Pusat-pusat studi Islam sebagaimana yang dikatakan oleh Ahmad Amin, Sejarawan
Islam kontemporer, berada di Hijaz berpusat Makkah dan Madinah; Irak berpusat
di Basrah dan Kufah serta Damaskus. Masing-masing daerah diwakili oleh sahabat
ternama.5
Pada masa keemasan
Islam, pada masa pemerintahan Abbasiyah, studi Islam di pusatkan di Baghdad, Bait
al-Hikmah. Sedangkan pada pemerintahan Islam di Spanyol di pusatkan di
Universitas Cordova pada pemerintahan Abdurrahman III yang bergelar Al-Dahil.
Di Mesir berpusat di Universitas al-Azhar yang didirikan oleh Dinasti
Fathimiyah dari kalangan Syi’ah.
Studi Islam sekarang
berkembang hampir di seluruh negara di dunia, baik Islam maupun yang bukan
Islam. Di Indonesia studi Islam dilaksanakan di UIN, IAIN, STAIN. UNISMA. IAI
AL-QOLAM Ada juga sejumlah Perguruan Tinggi Swasta yang menyelengggarakan Studi
Islam seperti Unissula (Semarang) dan Unisba (Bandung).
Studi Islam di
negara-negara non Islam diselenggarakan di beberapa negara, antara lain di
India, Chicago, Los Angeles, London, dan Kanada.
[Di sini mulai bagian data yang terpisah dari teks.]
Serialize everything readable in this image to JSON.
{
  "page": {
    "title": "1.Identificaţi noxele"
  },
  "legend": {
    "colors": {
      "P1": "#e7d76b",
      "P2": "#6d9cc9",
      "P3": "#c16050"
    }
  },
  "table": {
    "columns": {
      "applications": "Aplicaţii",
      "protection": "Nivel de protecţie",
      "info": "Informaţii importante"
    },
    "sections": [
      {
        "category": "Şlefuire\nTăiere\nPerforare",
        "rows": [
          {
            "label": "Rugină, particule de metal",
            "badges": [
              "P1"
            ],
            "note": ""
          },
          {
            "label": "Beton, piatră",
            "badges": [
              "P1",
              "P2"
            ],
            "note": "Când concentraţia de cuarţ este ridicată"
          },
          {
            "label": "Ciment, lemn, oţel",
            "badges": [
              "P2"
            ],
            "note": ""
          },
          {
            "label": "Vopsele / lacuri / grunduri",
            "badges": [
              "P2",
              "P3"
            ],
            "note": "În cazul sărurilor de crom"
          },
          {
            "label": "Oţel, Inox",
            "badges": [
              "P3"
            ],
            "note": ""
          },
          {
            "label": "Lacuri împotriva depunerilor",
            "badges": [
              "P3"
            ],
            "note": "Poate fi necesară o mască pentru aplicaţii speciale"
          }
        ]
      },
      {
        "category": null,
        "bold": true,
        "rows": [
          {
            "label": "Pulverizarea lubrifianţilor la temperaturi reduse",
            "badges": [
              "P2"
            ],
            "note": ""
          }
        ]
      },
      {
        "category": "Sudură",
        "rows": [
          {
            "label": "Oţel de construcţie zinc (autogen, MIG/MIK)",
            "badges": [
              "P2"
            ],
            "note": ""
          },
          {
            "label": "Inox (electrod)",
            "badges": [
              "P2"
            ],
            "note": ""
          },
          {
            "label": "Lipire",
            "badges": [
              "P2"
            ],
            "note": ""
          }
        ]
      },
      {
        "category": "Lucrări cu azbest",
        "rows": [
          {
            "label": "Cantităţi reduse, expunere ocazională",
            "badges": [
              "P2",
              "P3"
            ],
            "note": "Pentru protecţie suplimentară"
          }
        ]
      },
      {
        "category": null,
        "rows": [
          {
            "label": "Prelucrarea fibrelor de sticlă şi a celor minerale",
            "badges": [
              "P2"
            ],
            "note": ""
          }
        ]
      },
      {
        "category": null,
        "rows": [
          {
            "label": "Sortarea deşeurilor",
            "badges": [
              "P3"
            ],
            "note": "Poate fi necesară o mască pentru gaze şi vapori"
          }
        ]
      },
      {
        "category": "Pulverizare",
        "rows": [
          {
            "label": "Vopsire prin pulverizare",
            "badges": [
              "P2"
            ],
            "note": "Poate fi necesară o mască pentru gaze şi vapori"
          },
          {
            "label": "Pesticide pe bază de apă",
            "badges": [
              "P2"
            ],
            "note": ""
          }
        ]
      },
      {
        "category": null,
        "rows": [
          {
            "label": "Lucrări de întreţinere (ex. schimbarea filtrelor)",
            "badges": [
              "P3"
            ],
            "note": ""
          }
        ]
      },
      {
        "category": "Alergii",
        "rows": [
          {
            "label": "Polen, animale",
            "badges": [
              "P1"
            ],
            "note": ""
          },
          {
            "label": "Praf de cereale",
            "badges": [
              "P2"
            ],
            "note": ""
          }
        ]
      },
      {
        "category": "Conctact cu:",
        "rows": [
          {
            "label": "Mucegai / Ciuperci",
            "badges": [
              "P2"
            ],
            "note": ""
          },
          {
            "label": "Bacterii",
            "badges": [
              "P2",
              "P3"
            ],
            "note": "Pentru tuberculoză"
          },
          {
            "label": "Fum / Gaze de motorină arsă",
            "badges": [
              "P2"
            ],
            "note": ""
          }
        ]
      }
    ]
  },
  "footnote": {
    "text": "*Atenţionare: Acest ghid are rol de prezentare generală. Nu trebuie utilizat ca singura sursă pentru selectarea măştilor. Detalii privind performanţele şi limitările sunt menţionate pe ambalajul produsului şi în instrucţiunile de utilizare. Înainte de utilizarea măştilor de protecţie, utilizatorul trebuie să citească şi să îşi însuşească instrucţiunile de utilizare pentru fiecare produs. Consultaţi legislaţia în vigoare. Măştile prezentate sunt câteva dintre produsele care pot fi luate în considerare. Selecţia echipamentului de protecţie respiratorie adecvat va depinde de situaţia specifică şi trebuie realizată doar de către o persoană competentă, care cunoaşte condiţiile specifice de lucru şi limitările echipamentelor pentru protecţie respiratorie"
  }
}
Di Aligarch University India,
Studi Islam di bagi mnjadi dua: Islam sebagai doktrin di kaji di Fakultas
Ushuluddin yang mempunyai dua jurusan, yaitu Jurusan Madzhab Ahli Sunnah dan
Jurusan Madzhab Syi’ah. Sedangkan Islam dari Aspek sejarah di kaji di Fakultas
Humaniora dalam jurusan Islamic Studies. Di Jami’ah Millia Islamia, New Delhi,
Islamic Studies Program di kaji di Fakultas Humaniora yang membawahi juga
Arabic Studies, Persian Studies, dan Political Science.
Di Chicago, Kajian
Islam diselenggarakan di Chicago University. Secara organisatoris, studi Islam
berada di bawah Pusat Studi Timur Tengah dan Jurusan Bahasa, dan Kebudayaan
Timur Dekat. Dilembaga ini, kajian Islam lebih mengutamakan kajian tentang
pemikiran Islam, Bahasa Arab, naskah-naskah klasik, dan bahasa-bahasa non-Arab.
Di Amirika, studi Islam
pada umumnya mengutamakan studi sejarah Islam, bahasa-bahasa Islam selain
bahasa Arab, sastra dan ilmu-ilmu social. Studi Islam di Amirika berada di
bawah naungan Pusat Studi Timur Tengah dan Timur Dekat.
Di UCLA, studi Islam
dibagi menjadi empat komponen. Pertama, doktrin dan sejarah Islam; kedua,
bahasa Arab; ketiga, ilmu-ilmu social, sejarah, dan sosiologi. Di London, studi
Islam digabungkan dalam School of Oriental and African Studies (Fakultas Studi
Ketimuran dan Afrika) yang memiliki berbagai jurusan bahasa dan kebudayaan di
Asia dan Afrika.6
Dengan demikian obyek
studi Islam dapat dikelompokkan menjadi beberapa bagian, yaitu, sumber-sumber
Islam, doktrin Islam, ritual dan institusi Islam, Sejarah Islam, aliran dan
pemikiran tokoh, studi kawasan, dan bahasa.
- Metode
dan Pendekatan Sejarah dalam Studi Islam
Jika disepakati bahwa
Studi Islam (Islamic Studies) menjadi disiplin ilmu tersendiri.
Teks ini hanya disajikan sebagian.